Is $|x| \cdot |x| = |x^2| = x^2$? 
Is $|x| \cdot |x| = |x^2| = x^2$ ?

I'm very sorry if this question is a duplicate but I couldn't find anything about it (most likely because it's wrong..). But I'm not sure if this is correct so I need to ask you.
$$|x| \cdot |x| = |x^2| \text{ should be alright}$$
Now my confusion starts. $x^2$ should be positive / neutral for any value. That would mean we can ignore the absolute value sign? On the other hand we could have that $|-x^2|$. But that would be a different thing than $|x^2|$, they are not equal to each other...? Please help me if I do this little thing wrong the entire task will be wrong. I got some thinking error here..
When there is the same question (I couldn't find one), please link me to it and I will delete this one immediately.
 A: You are thinking it too hard. You could just look at the definition of the absolute value
$$
|x|:=\begin{cases}
x,&x\geq 0\\
-x,&x<0
\end{cases}
$$
and check on your own that $|x|^2=|x^2|=x^2$.

In general, we have  $|a|\cdot|b|=|ab|$, which is true also for complex numbers; but the identity $|x^2|=x^2$ is not necessarily true in the complex world.
A: For real numbers, this is true. We have:
$$|x| = sgn(x) \cdot x$$
And thus:
$$|x| \cdot |x| = sgn(x)^2 \cdot x^2 = x^2$$
Also:
$$|x^2| = sgn(x^2) \cdot x^2 = x^2$$
A: I think the confusion is coming from the fact that $|-a| = |a|$ is a perfectly valid statement. Absolute values, in a way, ignore the sign of a number. Also, you can ignore the absolute values signs in $|a|$ when you know that $a$ is always nonnegative. Thus
$$ |x|^2 = |x| \cdot |x| = |x \cdot x| = |x^2| = x^2 $$
which could be seen in a variety of other ways.
P.S.: Don't feel bad about posting a possible duplicate question! It can be hard finding your question online, and so long as you tried to search for it, having your post flagged as a duplicate is not a bad thing.
A: The answer to your question is "yes". Since, as you point out, $x^2 \ge 0$, it is its own absolute value and you can "ignore the absolute value signs".
If  $x \ne 0$ then $-x^2$ is negative, Its absolute value is $x^2$.
A: I think your confusion is confusing $-x^2 $ which is $-(x^2)$ which is always negative (or zero) and is not a square number.  With $(-x)^2$ which is a square number and therefor always positive (or zero).

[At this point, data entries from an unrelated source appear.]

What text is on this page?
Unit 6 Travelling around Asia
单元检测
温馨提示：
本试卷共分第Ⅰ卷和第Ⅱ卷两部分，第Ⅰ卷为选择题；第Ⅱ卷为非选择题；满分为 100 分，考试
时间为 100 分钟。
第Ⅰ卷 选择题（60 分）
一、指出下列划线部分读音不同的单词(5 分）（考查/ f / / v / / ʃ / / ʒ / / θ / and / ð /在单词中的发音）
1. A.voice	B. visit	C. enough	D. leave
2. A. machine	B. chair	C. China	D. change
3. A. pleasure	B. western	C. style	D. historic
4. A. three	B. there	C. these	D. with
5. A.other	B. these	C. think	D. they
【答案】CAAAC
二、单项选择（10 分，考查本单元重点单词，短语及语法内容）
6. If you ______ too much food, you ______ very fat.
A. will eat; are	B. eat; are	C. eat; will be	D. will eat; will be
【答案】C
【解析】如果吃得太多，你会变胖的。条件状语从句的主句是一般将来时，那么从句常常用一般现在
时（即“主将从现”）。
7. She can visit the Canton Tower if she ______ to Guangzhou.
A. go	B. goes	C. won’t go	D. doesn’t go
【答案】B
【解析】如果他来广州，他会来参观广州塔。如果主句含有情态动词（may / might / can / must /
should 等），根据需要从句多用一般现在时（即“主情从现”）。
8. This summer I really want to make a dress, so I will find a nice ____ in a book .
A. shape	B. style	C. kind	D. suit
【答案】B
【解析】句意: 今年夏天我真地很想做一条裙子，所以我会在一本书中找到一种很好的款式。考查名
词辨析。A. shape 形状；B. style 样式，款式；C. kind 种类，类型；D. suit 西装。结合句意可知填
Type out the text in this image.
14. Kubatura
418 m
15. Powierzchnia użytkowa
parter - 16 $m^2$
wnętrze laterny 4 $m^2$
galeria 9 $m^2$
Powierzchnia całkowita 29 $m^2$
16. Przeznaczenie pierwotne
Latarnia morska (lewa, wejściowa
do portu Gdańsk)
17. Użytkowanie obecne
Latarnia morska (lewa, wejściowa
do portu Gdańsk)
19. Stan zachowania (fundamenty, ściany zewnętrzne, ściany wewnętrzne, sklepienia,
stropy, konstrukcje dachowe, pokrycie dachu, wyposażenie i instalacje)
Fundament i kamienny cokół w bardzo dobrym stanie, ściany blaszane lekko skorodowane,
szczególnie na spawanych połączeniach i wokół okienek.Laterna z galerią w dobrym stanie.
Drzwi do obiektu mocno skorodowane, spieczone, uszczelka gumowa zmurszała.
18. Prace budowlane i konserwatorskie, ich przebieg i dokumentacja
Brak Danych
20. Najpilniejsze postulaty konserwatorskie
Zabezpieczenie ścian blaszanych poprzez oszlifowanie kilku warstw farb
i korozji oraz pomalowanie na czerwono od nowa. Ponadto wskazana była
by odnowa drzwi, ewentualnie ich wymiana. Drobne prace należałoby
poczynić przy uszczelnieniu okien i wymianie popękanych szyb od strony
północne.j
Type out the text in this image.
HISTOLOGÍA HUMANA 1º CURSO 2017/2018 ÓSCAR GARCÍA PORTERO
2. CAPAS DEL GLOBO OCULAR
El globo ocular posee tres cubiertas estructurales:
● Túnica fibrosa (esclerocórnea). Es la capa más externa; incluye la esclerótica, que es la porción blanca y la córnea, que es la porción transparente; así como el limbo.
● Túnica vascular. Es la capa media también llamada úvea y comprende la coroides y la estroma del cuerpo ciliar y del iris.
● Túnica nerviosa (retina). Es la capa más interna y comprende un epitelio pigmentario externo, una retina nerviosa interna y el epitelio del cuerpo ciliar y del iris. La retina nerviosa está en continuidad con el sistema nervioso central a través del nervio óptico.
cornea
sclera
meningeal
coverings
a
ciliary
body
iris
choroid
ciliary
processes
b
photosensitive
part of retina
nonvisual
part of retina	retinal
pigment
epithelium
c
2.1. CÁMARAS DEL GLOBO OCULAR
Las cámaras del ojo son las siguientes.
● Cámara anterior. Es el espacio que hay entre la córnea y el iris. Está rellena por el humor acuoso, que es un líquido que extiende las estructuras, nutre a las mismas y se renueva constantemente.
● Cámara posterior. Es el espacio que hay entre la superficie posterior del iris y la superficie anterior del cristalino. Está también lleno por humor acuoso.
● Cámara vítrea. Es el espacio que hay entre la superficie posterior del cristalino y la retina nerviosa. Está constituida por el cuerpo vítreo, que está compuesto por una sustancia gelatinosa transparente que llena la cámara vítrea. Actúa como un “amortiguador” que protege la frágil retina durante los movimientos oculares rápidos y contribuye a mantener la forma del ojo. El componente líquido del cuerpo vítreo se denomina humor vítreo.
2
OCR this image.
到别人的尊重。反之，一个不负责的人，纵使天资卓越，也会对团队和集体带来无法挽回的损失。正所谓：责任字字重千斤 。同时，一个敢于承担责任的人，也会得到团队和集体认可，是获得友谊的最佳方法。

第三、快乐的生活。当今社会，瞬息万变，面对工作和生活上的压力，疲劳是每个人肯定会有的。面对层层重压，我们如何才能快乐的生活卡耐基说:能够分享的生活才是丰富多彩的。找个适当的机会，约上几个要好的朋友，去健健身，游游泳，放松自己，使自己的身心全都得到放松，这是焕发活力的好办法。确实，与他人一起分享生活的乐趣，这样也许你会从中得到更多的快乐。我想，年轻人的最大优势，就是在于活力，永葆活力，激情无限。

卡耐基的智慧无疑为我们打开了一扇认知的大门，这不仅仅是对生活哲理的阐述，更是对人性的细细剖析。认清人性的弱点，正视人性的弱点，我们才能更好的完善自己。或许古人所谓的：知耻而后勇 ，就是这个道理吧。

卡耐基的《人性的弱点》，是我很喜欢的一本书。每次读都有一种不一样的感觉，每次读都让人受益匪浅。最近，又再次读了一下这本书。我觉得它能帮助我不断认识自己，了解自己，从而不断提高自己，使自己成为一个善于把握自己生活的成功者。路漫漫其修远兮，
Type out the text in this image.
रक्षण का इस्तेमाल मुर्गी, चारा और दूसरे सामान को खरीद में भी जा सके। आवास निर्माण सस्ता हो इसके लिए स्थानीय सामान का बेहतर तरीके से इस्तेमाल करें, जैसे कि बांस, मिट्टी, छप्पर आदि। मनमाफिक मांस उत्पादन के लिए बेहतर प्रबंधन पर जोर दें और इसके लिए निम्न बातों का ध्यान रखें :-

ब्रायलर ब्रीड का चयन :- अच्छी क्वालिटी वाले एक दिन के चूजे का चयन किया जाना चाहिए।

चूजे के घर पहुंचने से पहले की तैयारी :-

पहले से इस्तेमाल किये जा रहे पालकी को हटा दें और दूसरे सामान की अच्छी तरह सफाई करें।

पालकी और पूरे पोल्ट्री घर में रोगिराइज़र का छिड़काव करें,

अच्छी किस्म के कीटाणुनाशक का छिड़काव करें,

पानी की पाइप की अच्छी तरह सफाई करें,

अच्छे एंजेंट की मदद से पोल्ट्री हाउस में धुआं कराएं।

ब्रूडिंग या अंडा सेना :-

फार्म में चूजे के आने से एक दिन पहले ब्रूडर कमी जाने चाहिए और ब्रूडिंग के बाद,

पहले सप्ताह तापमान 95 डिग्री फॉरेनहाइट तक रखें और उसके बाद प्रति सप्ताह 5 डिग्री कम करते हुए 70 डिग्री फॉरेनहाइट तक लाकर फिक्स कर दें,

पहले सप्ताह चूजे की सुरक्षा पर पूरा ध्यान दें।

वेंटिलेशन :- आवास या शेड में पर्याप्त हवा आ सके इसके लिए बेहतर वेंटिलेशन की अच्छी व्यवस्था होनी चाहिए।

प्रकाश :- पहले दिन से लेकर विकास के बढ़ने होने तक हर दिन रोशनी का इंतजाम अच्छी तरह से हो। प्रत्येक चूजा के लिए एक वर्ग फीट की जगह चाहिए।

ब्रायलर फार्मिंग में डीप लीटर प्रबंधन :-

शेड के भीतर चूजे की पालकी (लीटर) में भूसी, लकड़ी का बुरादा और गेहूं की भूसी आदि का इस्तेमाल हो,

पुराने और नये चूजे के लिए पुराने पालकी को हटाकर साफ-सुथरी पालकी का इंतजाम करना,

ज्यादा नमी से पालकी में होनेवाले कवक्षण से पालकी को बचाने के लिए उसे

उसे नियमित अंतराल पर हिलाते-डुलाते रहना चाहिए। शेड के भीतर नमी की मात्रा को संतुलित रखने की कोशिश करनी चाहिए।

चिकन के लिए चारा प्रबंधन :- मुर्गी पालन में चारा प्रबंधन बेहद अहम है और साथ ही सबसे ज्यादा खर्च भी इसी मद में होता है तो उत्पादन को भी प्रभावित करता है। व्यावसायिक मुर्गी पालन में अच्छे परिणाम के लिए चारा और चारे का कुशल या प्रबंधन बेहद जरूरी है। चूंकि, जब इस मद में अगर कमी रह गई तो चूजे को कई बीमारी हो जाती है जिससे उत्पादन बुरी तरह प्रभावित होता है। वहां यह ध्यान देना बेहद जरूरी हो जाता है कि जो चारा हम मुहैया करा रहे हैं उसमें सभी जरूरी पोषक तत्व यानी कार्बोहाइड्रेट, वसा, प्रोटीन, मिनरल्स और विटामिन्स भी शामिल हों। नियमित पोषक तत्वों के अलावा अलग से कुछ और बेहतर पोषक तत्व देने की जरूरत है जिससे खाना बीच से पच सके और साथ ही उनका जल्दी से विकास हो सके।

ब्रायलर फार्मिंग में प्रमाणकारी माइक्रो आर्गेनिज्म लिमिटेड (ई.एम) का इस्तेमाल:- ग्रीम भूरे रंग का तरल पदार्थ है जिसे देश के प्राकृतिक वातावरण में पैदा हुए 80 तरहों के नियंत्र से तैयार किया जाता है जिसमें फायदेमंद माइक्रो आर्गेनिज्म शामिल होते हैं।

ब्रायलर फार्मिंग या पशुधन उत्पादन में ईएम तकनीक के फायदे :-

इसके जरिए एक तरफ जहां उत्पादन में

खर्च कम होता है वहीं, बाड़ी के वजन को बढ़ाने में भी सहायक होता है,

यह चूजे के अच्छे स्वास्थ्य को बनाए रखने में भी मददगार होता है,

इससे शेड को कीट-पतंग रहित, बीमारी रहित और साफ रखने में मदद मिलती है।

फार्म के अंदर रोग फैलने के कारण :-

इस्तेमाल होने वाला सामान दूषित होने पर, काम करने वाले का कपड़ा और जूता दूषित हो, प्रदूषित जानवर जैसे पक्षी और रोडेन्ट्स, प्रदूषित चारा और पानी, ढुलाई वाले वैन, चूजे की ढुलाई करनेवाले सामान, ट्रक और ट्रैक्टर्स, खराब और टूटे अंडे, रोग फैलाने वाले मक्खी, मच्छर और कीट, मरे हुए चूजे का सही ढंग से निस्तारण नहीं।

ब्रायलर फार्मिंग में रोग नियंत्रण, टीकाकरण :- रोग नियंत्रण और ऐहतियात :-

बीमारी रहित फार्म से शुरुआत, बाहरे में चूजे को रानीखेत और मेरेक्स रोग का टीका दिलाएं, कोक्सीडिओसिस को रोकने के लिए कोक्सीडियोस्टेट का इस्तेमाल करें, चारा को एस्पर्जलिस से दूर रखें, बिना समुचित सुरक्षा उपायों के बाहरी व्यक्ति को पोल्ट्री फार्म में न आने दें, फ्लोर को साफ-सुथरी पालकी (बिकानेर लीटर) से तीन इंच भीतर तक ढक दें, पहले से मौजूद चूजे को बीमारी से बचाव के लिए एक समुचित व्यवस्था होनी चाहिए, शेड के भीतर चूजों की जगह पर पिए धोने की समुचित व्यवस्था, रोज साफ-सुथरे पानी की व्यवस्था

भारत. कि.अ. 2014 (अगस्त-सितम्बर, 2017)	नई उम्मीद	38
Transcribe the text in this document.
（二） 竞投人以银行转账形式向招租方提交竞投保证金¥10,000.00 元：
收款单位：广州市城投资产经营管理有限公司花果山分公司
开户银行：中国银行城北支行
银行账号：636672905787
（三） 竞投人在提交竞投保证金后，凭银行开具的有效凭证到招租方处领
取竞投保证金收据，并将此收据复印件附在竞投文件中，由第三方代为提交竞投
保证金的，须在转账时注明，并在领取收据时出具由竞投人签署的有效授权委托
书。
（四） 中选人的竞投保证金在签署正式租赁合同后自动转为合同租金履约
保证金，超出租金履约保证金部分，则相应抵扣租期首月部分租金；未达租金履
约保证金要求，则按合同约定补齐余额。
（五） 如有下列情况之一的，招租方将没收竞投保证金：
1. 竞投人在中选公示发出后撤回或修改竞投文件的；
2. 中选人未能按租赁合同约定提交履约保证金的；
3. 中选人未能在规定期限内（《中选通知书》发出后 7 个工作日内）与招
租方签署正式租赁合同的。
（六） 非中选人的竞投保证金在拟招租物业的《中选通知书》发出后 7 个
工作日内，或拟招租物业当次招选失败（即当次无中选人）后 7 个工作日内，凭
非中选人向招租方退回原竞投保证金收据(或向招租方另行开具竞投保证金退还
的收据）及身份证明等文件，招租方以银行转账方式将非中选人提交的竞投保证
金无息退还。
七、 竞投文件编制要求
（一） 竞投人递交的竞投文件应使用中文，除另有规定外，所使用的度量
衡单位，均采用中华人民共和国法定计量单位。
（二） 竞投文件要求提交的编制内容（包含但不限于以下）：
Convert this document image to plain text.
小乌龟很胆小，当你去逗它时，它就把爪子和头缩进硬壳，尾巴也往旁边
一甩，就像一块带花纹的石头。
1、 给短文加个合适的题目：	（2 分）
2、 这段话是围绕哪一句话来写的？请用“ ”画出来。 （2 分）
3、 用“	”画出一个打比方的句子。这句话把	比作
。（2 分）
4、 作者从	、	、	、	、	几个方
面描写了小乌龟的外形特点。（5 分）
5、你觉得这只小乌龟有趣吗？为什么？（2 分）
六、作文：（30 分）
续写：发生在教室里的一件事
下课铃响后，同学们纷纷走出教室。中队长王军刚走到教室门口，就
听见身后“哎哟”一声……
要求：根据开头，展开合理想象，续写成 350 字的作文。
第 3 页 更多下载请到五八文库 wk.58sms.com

$-x^2 \ne (-x)^2$  (Unless $x = 0$).
Oh, and I guess you confusion is also $|-a| = |a|$.  The absolute value of a negative value is not a different thing than an absolute value of a positive value.  Indeed, the absolute value of a negative value is ALWAYS the exact same thing as the absolute value of the corresponding positive value. That is the entire point of absolute values.
So $|-5| = |5| = 5$ and $|-x^2| = |x^2| = x^2$.
And, for the record $|-x|*|-x| = |(-x)^2| = (-x)^2 = x^2$.  While $|x|*|x| = |x^2| = x^2$ and ALWAYS $|-x| = |x|$.  Always.
A: Simple: Look at the graph $y = x^2$; does $y$ ever submerge below the $y$-axis? That should give you an idea for all real numbers. 
However, you have $a*i$ where $a$ is a real constant, and $i$ is an imaginary number. Squaring it gives $$(ai)^2 = a^2i^2 = a^2(-1) = -a^2$$ Therefore, if an imaginary number is squared, there is no positive solution.
A: we have $$|x|\cdot |x|=|x|^2=x^2$$